An interesting intel, provided by the query and shown in the picture below, is the timeline of the samples and their associated AV labels. These labels are generated for reference from the AV information available at the time of the analysis. A first observation is that the cluster label is usually more consistent than the AV labels associated to the samples belonging to the cluster. AV names tend to be mixed and inconsistent across samples and products. A second observation with regards to these labels is that a certain number of samples are labeled as 'Undetected' only samples missed by the major AV products when generating the label are marked as undetected. Knowing that Zepto was discovered on June 30th, the Lastline scores in comparison show that from day one, the threat was successfully covered.
From there, we can now start a drill down operation by picking up the first domain returned by the system: rbwubtpsyokqn.info. You just copy-paste it in the search bar to start your search.

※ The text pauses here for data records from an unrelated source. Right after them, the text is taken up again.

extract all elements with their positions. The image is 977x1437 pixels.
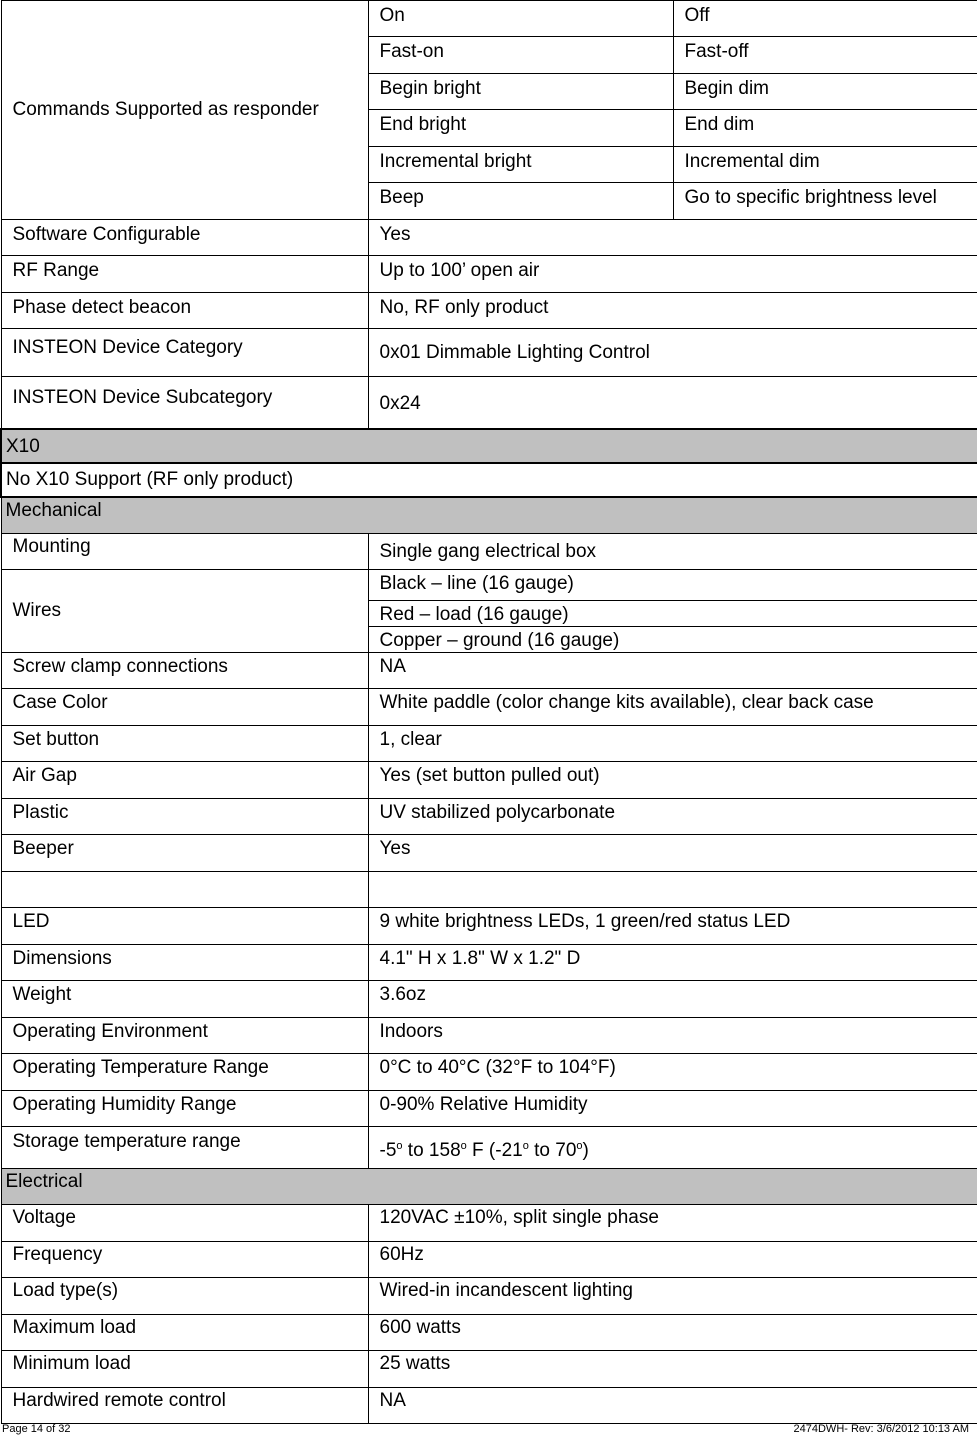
- spec-label: [1, 872, 368, 908]
- wire-value: Copper – ground (16 gauge): [368, 627, 977, 653]
- command-on-value: Begin bright: [368, 74, 673, 110]
- commands-label: Commands Supported as responder: [1, 1, 368, 220]
- spec-value: 120VAC ±10%, split single phase: [368, 1205, 977, 1242]
- spec-label: Operating Temperature Range: [1, 1054, 368, 1091]
- x10-note: No X10 Support (RF only product): [1, 463, 977, 497]
- table-row: [1, 463, 977, 497]
- spec-value: NA: [368, 653, 977, 689]
- table-row: [1, 872, 977, 908]
- spec-value: 4.1" H x 1.8" W x 1.2" D: [368, 945, 977, 981]
- spec-value: Single gang electrical box: [368, 534, 977, 570]
- spec-value: Yes (set button pulled out): [368, 762, 977, 799]
- table-row: [1, 1054, 977, 1091]
- spec-label: Minimum load: [1, 1351, 368, 1388]
- table-row: [1, 1127, 977, 1169]
- degree-mark: o: [396, 1140, 403, 1152]
- table-row: [1, 908, 977, 945]
- table-row: [1, 497, 977, 534]
- command-on-value: Incremental bright: [368, 147, 673, 183]
- command-off-value: End dim: [673, 110, 977, 147]
- wire-value: Red – load (16 gauge): [368, 601, 977, 627]
- table-row: [1, 329, 977, 377]
- spec-label: Plastic: [1, 799, 368, 835]
- table-row: [1, 220, 977, 256]
- spec-label: INSTEON Device Subcategory: [1, 377, 368, 429]
- storage-temp-part: -5: [379, 1140, 397, 1161]
- spec-value: 0x01 Dimmable Lighting Control: [368, 329, 977, 377]
- table-row: [1, 534, 977, 570]
- command-on-value: Beep: [368, 183, 673, 220]
- spec-label: Weight: [1, 981, 368, 1018]
- degree-mark: o: [522, 1140, 529, 1152]
- footer-revision: 2474DWH- Rev: 3/6/2012 10:13 AM: [793, 1423, 969, 1435]
- section-heading-electrical: Electrical: [1, 1169, 977, 1205]
- spec-label: Set button: [1, 726, 368, 762]
- command-on-value: End bright: [368, 110, 673, 147]
- table-row: [1, 1169, 977, 1205]
- wires-label: Wires: [1, 570, 368, 653]
- spec-value: Yes: [368, 835, 977, 872]
- storage-temp-part: F (-21: [466, 1140, 523, 1161]
- storage-temp-value: [368, 1127, 977, 1169]
- command-on-value: On: [368, 1, 673, 37]
- spec-value: 9 white brightness LEDs, 1 green/red status LED: [368, 908, 977, 945]
- spec-value: 0-90% Relative Humidity: [368, 1091, 977, 1127]
- table-row: [1, 1351, 977, 1388]
- table-row: [1, 256, 977, 293]
- command-on-value: Fast-on: [368, 37, 673, 74]
- spec-label: Screw clamp connections: [1, 653, 368, 689]
- footer-page: Page 14 of 32: [2, 1423, 71, 1435]
- spec-label: Software Configurable: [1, 220, 368, 256]
- section-heading-x10: X10: [1, 429, 977, 463]
- table-row: [1, 377, 977, 429]
- command-off-value: Off: [673, 1, 977, 37]
- spec-value: No, RF only product: [368, 293, 977, 329]
- table-row: [1, 762, 977, 799]
- storage-temp-part: to 70: [528, 1140, 577, 1161]
- storage-temp-part: ): [582, 1140, 589, 1161]
- spec-label: RF Range: [1, 256, 368, 293]
- table-row: [1, 726, 977, 762]
- spec-value: Up to 100’ open air: [368, 256, 977, 293]
- spec-label: Case Color: [1, 689, 368, 726]
- spec-value: Indoors: [368, 1018, 977, 1054]
- spec-value: 25 watts: [368, 1351, 977, 1388]
- spec-value: [368, 872, 977, 908]
- spec-value: 0x24: [368, 377, 977, 429]
- spec-value: Yes: [368, 220, 977, 256]
- spec-value: 60Hz: [368, 1242, 977, 1278]
- spec-label: Operating Environment: [1, 1018, 368, 1054]
- command-off-value: Go to specific brightness level: [673, 183, 977, 220]
- table-row: [1, 689, 977, 726]
- spec-label: Operating Humidity Range: [1, 1091, 368, 1127]
- spec-label: Beeper: [1, 835, 368, 872]
- spec-value: 3.6oz: [368, 981, 977, 1018]
- table-row: [1, 835, 977, 872]
- table-row: [1, 1091, 977, 1127]
- table-row: [1, 429, 977, 463]
- spec-value: White paddle (color change kits available), clear back case: [368, 689, 977, 726]
- table-row: [1, 570, 977, 601]
- section-heading-mechanical: Mechanical: [1, 497, 977, 534]
- wire-value: Black – line (16 gauge): [368, 570, 977, 601]
- spec-label: Air Gap: [1, 762, 368, 799]
- table-row: [1, 653, 977, 689]
- table-row: [1, 945, 977, 981]
- table-row: [1, 1388, 977, 1424]
- table-row: [1, 1315, 977, 1351]
- table-row: [1, 1018, 977, 1054]
- spec-value: Wired-in incandescent lighting: [368, 1278, 977, 1315]
- spec-label: Hardwired remote control: [1, 1388, 368, 1424]
- spec-value: 0°C to 40°C (32°F to 104°F): [368, 1054, 977, 1091]
- spec-value: UV stabilized polycarbonate: [368, 799, 977, 835]
- storage-temp-part: to 158: [402, 1140, 461, 1161]
- spec-value: NA: [368, 1388, 977, 1424]
- spec-label: Dimensions: [1, 945, 368, 981]
- spec-value: 600 watts: [368, 1315, 977, 1351]
- table-row: [1, 293, 977, 329]
- table-row: [1, 981, 977, 1018]
- degree-mark: o: [460, 1140, 467, 1152]
- spec-label: INSTEON Device Category: [1, 329, 368, 377]
- command-off-value: Begin dim: [673, 74, 977, 110]
- command-off-value: Incremental dim: [673, 147, 977, 183]
- table-row: [1, 1205, 977, 1242]
- spec-label: Load type(s): [1, 1278, 368, 1315]
- degree-mark: o: [576, 1140, 583, 1152]
- table-row: [1, 1242, 977, 1278]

When you search by IP address or domain, LLKB provides you additional networking information around your search term such as the passive DNS information. This information, as given in the example below, is interesting to understand the evolution and movement of the threat and its C&C infrastructure.
Through these different use cases, we have shown that the Lastline Knowledge Base is a very flexible tool supporting different types of workflows. LLKB allows users to rapidly obtain global information about a threat, in particular thanks to its new clustering feature. As we have seen, global information enables a better assessment of the threat, of its properties but also provides actionable items to build informed remediation plans: threat identification to search for remediation tools, identification of the dominant dropping mechanisms, information shared by the threat such as IPs and domains for blacklisting, similar threat reports for robust IOC profile generation. LLKB also allows users to drill down and to perform deeper analyses by searching for any of the elements shared by the threat under scrutiny.